Molly Magai:
Fractured Terrain
March 5 - April 4th, 2026Opening Reception: Saturday, March 14th, 5-7pm
studio e welcomes back Molly Magai with Fractured Terrain, an exhibition presenting oil paintings capturing transient glimpses of industrial zones, city streets, infrastructural systems, and the vegetation that perseveres within them. Among muted gray tones and overcast light, the industrial weight of her surroundings invites a brief pause. Drawing from fleeting moments she observes while moving through the city, Magai reimagines classical landscape painting by reshaping its visual language to reflect how we encounter the world today amid industrial, technological, and environmental change.

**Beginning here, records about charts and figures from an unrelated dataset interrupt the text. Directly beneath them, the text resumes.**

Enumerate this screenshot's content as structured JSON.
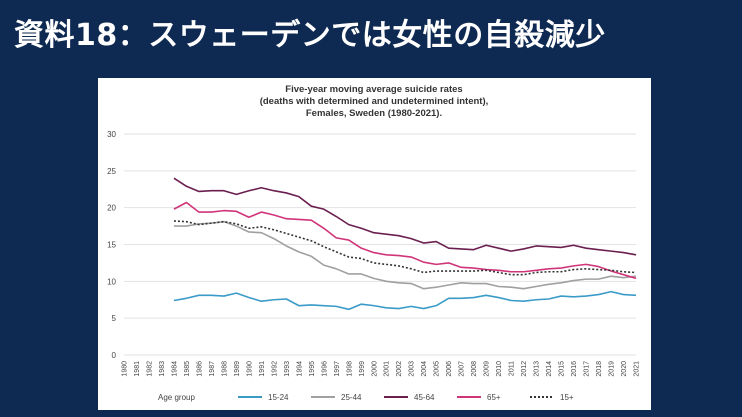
{
  "slide": {
    "title": "資料18：スウェーデンでは女性の自殺減少"
  },
  "chart_data": {
    "type": "line",
    "title": [
      "Five-year moving average suicide rates",
      "(deaths with determined and undetermined intent),",
      "Females, Sweden (1980-2021)."
    ],
    "ylim": [
      0,
      30
    ],
    "yticks": [
      0,
      5,
      10,
      15,
      20,
      25,
      30
    ],
    "x": [
      1980,
      1981,
      1982,
      1983,
      1984,
      1985,
      1986,
      1987,
      1988,
      1989,
      1990,
      1991,
      1992,
      1993,
      1994,
      1995,
      1996,
      1997,
      1998,
      1999,
      2000,
      2001,
      2002,
      2003,
      2004,
      2005,
      2006,
      2007,
      2008,
      2009,
      2010,
      2011,
      2012,
      2013,
      2014,
      2015,
      2016,
      2017,
      2018,
      2019,
      2020,
      2021
    ],
    "grid": "horizontal",
    "legend": {
      "title": "Age group",
      "position": "bottom"
    },
    "series": [
      {
        "name": "15-24",
        "color": "#3a9bc8",
        "dash": "",
        "values": [
          null,
          null,
          null,
          null,
          7.4,
          7.7,
          8.1,
          8.1,
          8.0,
          8.4,
          7.8,
          7.3,
          7.5,
          7.6,
          6.7,
          6.8,
          6.7,
          6.6,
          6.2,
          6.9,
          6.7,
          6.4,
          6.3,
          6.6,
          6.3,
          6.7,
          7.7,
          7.7,
          7.8,
          8.1,
          7.8,
          7.4,
          7.3,
          7.5,
          7.6,
          8.0,
          7.9,
          8.0,
          8.2,
          8.6,
          8.2,
          8.1
        ]
      },
      {
        "name": "25-44",
        "color": "#a0a0a0",
        "dash": "",
        "values": [
          null,
          null,
          null,
          null,
          17.5,
          17.5,
          17.8,
          17.9,
          18.1,
          17.5,
          16.7,
          16.6,
          15.8,
          14.8,
          14.0,
          13.4,
          12.2,
          11.7,
          11.0,
          11.0,
          10.4,
          10.0,
          9.8,
          9.7,
          9.0,
          9.2,
          9.5,
          9.8,
          9.7,
          9.7,
          9.3,
          9.2,
          9.0,
          9.3,
          9.6,
          9.8,
          10.1,
          10.3,
          10.3,
          10.7,
          10.5,
          10.7
        ]
      },
      {
        "name": "45-64",
        "color": "#6b1f4f",
        "dash": "",
        "values": [
          null,
          null,
          null,
          null,
          24.0,
          22.9,
          22.2,
          22.3,
          22.3,
          21.8,
          22.3,
          22.7,
          22.3,
          22.0,
          21.5,
          20.2,
          19.8,
          18.8,
          17.7,
          17.2,
          16.6,
          16.4,
          16.2,
          15.8,
          15.2,
          15.4,
          14.5,
          14.4,
          14.3,
          14.9,
          14.5,
          14.1,
          14.4,
          14.8,
          14.7,
          14.6,
          14.9,
          14.5,
          14.3,
          14.1,
          13.9,
          13.6
        ]
      },
      {
        "name": "65+",
        "color": "#d0357a",
        "dash": "",
        "values": [
          null,
          null,
          null,
          null,
          19.8,
          20.7,
          19.4,
          19.4,
          19.6,
          19.5,
          18.7,
          19.4,
          19.0,
          18.5,
          18.4,
          18.3,
          17.2,
          15.9,
          15.6,
          14.5,
          13.9,
          13.6,
          13.5,
          13.3,
          12.6,
          12.3,
          12.5,
          11.9,
          11.8,
          11.6,
          11.5,
          11.3,
          11.3,
          11.5,
          11.7,
          11.8,
          12.1,
          12.3,
          12.0,
          11.4,
          10.9,
          10.4
        ]
      },
      {
        "name": "15+",
        "color": "#333333",
        "dash": "2,2",
        "values": [
          null,
          null,
          null,
          null,
          18.2,
          18.1,
          17.7,
          17.9,
          18.1,
          17.8,
          17.2,
          17.4,
          17.0,
          16.5,
          16.0,
          15.5,
          14.7,
          14.0,
          13.3,
          13.1,
          12.5,
          12.3,
          12.1,
          11.7,
          11.2,
          11.4,
          11.4,
          11.4,
          11.4,
          11.5,
          11.2,
          10.9,
          10.9,
          11.2,
          11.3,
          11.3,
          11.6,
          11.7,
          11.6,
          11.5,
          11.3,
          11.2
        ]
      }
    ]
  }
}
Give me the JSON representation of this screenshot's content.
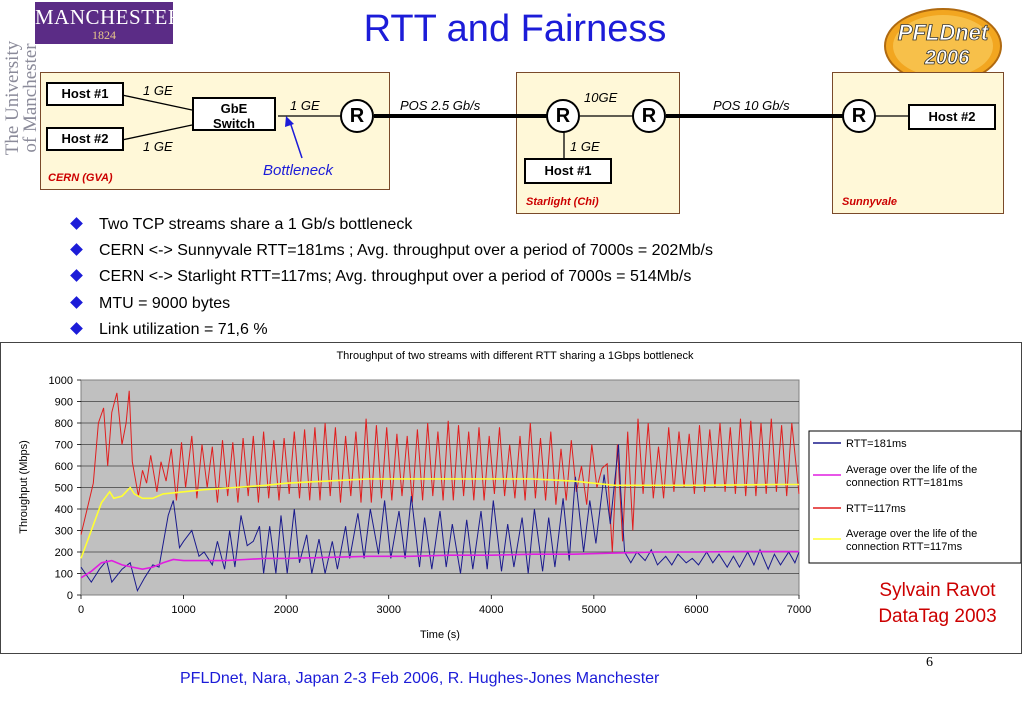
{
  "logo": {
    "manchester": "MANCHESTER",
    "year": "1824",
    "univ_line1": "The University",
    "univ_line2": "of Manchester"
  },
  "title": "RTT and Fairness",
  "pfldnet_logo": {
    "line1": "PFLDnet",
    "line2": "2006"
  },
  "diagram": {
    "cern": {
      "label": "CERN (GVA)",
      "host1": "Host #1",
      "host2": "Host #2",
      "switch_line1": "GbE",
      "switch_line2": "Switch",
      "link_top": "1 GE",
      "link_bottom": "1 GE",
      "link_out": "1 GE",
      "router": "R"
    },
    "pos1": "POS 2.5 Gb/s",
    "starlight": {
      "label": "Starlight (Chi)",
      "router_left": "R",
      "router_right": "R",
      "link_top": "10GE",
      "link_down": "1 GE",
      "host": "Host #1"
    },
    "pos2": "POS 10 Gb/s",
    "sunnyvale": {
      "label": "Sunnyvale",
      "router": "R",
      "host": "Host #2"
    },
    "bottleneck": "Bottleneck"
  },
  "bullets": [
    "Two TCP streams share a 1 Gb/s bottleneck",
    "CERN <-> Sunnyvale RTT=181ms ; Avg. throughput over a period of 7000s = 202Mb/s",
    "CERN <-> Starlight RTT=117ms; Avg. throughput over a period of 7000s = 514Mb/s",
    "MTU = 9000 bytes",
    "Link utilization = 71,6 %"
  ],
  "chart_data": {
    "type": "line",
    "title": "Throughput of two streams with different RTT sharing a 1Gbps bottleneck",
    "xlabel": "Time (s)",
    "ylabel": "Throughput (Mbps)",
    "xlim": [
      0,
      7000
    ],
    "ylim": [
      0,
      1000
    ],
    "xticks": [
      "0",
      "1000",
      "2000",
      "3000",
      "4000",
      "5000",
      "6000",
      "7000"
    ],
    "yticks": [
      "0",
      "100",
      "200",
      "300",
      "400",
      "500",
      "600",
      "700",
      "800",
      "900",
      "1000"
    ],
    "grid": true,
    "legend_position": "right",
    "series": [
      {
        "name": "RTT=181ms",
        "color": "#1a1a8c",
        "x": [
          0,
          100,
          180,
          250,
          300,
          400,
          480,
          550,
          620,
          700,
          760,
          850,
          900,
          960,
          1000,
          1080,
          1150,
          1200,
          1280,
          1330,
          1400,
          1450,
          1500,
          1560,
          1620,
          1680,
          1740,
          1780,
          1840,
          1900,
          1950,
          2010,
          2080,
          2130,
          2200,
          2250,
          2320,
          2380,
          2450,
          2500,
          2580,
          2620,
          2700,
          2760,
          2820,
          2900,
          2960,
          3020,
          3100,
          3160,
          3220,
          3300,
          3350,
          3420,
          3500,
          3560,
          3620,
          3700,
          3760,
          3820,
          3900,
          3960,
          4020,
          4100,
          4160,
          4220,
          4300,
          4360,
          4420,
          4500,
          4560,
          4620,
          4700,
          4760,
          4820,
          4900,
          4960,
          5020,
          5100,
          5160,
          5240,
          5260,
          5300,
          5360,
          5420,
          5500,
          5560,
          5620,
          5700,
          5760,
          5820,
          5900,
          5960,
          6020,
          6100,
          6160,
          6220,
          6300,
          6360,
          6420,
          6500,
          6560,
          6620,
          6700,
          6760,
          6820,
          6900,
          6960,
          7000
        ],
        "y": [
          130,
          60,
          120,
          160,
          60,
          120,
          150,
          20,
          80,
          140,
          130,
          370,
          440,
          220,
          250,
          300,
          180,
          200,
          140,
          250,
          120,
          300,
          130,
          370,
          230,
          250,
          320,
          100,
          320,
          100,
          370,
          100,
          400,
          150,
          280,
          100,
          260,
          100,
          250,
          120,
          320,
          170,
          380,
          170,
          400,
          190,
          440,
          170,
          390,
          170,
          460,
          130,
          360,
          120,
          390,
          130,
          330,
          100,
          350,
          120,
          390,
          120,
          440,
          110,
          330,
          130,
          360,
          100,
          400,
          110,
          360,
          130,
          450,
          160,
          550,
          200,
          440,
          240,
          560,
          330,
          700,
          500,
          200,
          150,
          200,
          160,
          210,
          140,
          180,
          140,
          190,
          150,
          170,
          140,
          200,
          150,
          190,
          130,
          180,
          130,
          200,
          140,
          210,
          120,
          190,
          140,
          200,
          150,
          200
        ]
      },
      {
        "name": "Average over the life of the connection RTT=181ms",
        "color": "#e01ee0",
        "x": [
          0,
          100,
          200,
          300,
          400,
          500,
          600,
          700,
          800,
          900,
          1000,
          1200,
          1400,
          1600,
          1800,
          2000,
          2400,
          2800,
          3200,
          3600,
          4000,
          4400,
          4800,
          5200,
          5600,
          6000,
          6400,
          6800,
          7000
        ],
        "y": [
          80,
          110,
          150,
          160,
          140,
          130,
          120,
          130,
          150,
          165,
          160,
          160,
          160,
          165,
          170,
          170,
          175,
          180,
          180,
          185,
          185,
          190,
          190,
          195,
          200,
          200,
          202,
          202,
          202
        ]
      },
      {
        "name": "RTT=117ms",
        "color": "#e01e1e",
        "x": [
          0,
          120,
          170,
          220,
          260,
          300,
          350,
          400,
          440,
          470,
          500,
          560,
          600,
          640,
          680,
          740,
          780,
          830,
          880,
          930,
          980,
          1020,
          1080,
          1130,
          1180,
          1230,
          1280,
          1330,
          1380,
          1430,
          1480,
          1530,
          1580,
          1630,
          1680,
          1730,
          1780,
          1830,
          1880,
          1930,
          1980,
          2030,
          2080,
          2130,
          2180,
          2230,
          2280,
          2330,
          2380,
          2430,
          2480,
          2530,
          2580,
          2630,
          2680,
          2730,
          2780,
          2830,
          2880,
          2930,
          2980,
          3030,
          3080,
          3130,
          3180,
          3230,
          3280,
          3330,
          3380,
          3430,
          3480,
          3530,
          3580,
          3630,
          3680,
          3730,
          3780,
          3830,
          3880,
          3930,
          3980,
          4030,
          4080,
          4130,
          4180,
          4230,
          4280,
          4330,
          4380,
          4430,
          4480,
          4530,
          4580,
          4630,
          4680,
          4730,
          4780,
          4830,
          4880,
          4930,
          4980,
          5030,
          5080,
          5130,
          5180,
          5230,
          5280,
          5330,
          5380,
          5430,
          5480,
          5530,
          5580,
          5630,
          5680,
          5730,
          5780,
          5830,
          5880,
          5930,
          5980,
          6030,
          6080,
          6130,
          6180,
          6230,
          6280,
          6330,
          6380,
          6430,
          6480,
          6530,
          6580,
          6630,
          6680,
          6730,
          6780,
          6830,
          6880,
          6930,
          7000
        ],
        "y": [
          280,
          520,
          800,
          870,
          600,
          850,
          940,
          700,
          800,
          950,
          620,
          460,
          580,
          520,
          650,
          480,
          620,
          530,
          680,
          440,
          710,
          500,
          740,
          450,
          700,
          500,
          690,
          430,
          720,
          460,
          710,
          430,
          730,
          460,
          740,
          430,
          760,
          450,
          720,
          440,
          730,
          470,
          760,
          450,
          770,
          440,
          780,
          440,
          800,
          460,
          780,
          430,
          740,
          460,
          760,
          430,
          820,
          430,
          790,
          450,
          780,
          440,
          750,
          460,
          740,
          430,
          770,
          440,
          800,
          460,
          760,
          440,
          810,
          440,
          790,
          460,
          760,
          440,
          780,
          440,
          740,
          470,
          780,
          460,
          700,
          450,
          740,
          440,
          800,
          450,
          730,
          440,
          760,
          420,
          680,
          440,
          720,
          480,
          600,
          420,
          700,
          500,
          590,
          610,
          200,
          700,
          250,
          760,
          300,
          820,
          470,
          800,
          450,
          690,
          450,
          780,
          480,
          760,
          500,
          750,
          470,
          790,
          480,
          770,
          500,
          800,
          480,
          780,
          470,
          820,
          460,
          810,
          460,
          800,
          470,
          820,
          480,
          790,
          460,
          800,
          470
        ]
      },
      {
        "name": "Average over the life of the connection RTT=117ms",
        "color": "#ffff33",
        "x": [
          0,
          100,
          200,
          280,
          320,
          400,
          480,
          520,
          600,
          700,
          800,
          1000,
          1200,
          1500,
          1800,
          2000,
          2400,
          2800,
          3200,
          3600,
          4000,
          4400,
          4800,
          5000,
          5200,
          5400,
          5600,
          6000,
          6400,
          6800,
          7000
        ],
        "y": [
          170,
          300,
          430,
          480,
          450,
          460,
          500,
          470,
          450,
          450,
          470,
          480,
          490,
          500,
          510,
          520,
          530,
          540,
          540,
          540,
          540,
          540,
          530,
          520,
          510,
          510,
          510,
          510,
          512,
          514,
          514
        ]
      }
    ]
  },
  "credit": {
    "line1": "Sylvain Ravot",
    "line2": "DataTag 2003"
  },
  "page_number": "6",
  "footer": "PFLDnet, Nara, Japan 2-3 Feb 2006,  R. Hughes-Jones  Manchester"
}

Magai grew up immersed in industrial landscapes, she originated in Cleveland, Ohio, later lived in New York City, and now residing in Seattle. Since moving to Seattle in 1992, she has observed the expanding scale and complexity of urban infrastructure over nearly three decades. Within these environments, Magai studies the tension between human-made systems and the natural world. Where a 19th-century painter might have encountered nature as divine abundance, Magai presents a shifting view of a landscape overtaken by concrete. In her painting, Riverside, trees and foliage sit tucked between warehouse lots, diesel trucks, and sprawling telephone poles. In this work, nature appears almost like a secondary subject, yet—despite the dominance of human presence—it carries a quiet sense of the miraculous, like a flower pushing up through a crack in the sidewalk. Within this uneasy coexistence, a veil of smog softens the horizon, rendering trees and buildings indistinguishable. Although diminished in these scenes, nature persists—adapting within the fractured terrain—and it is this persistence that Magai is fascinated with.
There's a quiet romanticism for these plants pushing through the industrial corridors, she sees them as survivors. In some cases, they appear only as a blur glimpsed while driving past, as in her painting Foliage Study, where soft, smeared brushstrokes suggest branches moving against a cloudy pale blue sky. She captures these temporal moments that are often overlooked, and gives them permanence through her craft, shaped with time and contemplations on an everchanging landscape. While such industrial scenes may not traditionally be considered beautiful, they are nonetheless an inescapable part of our current landscape and hold a subtle, enduring wonder.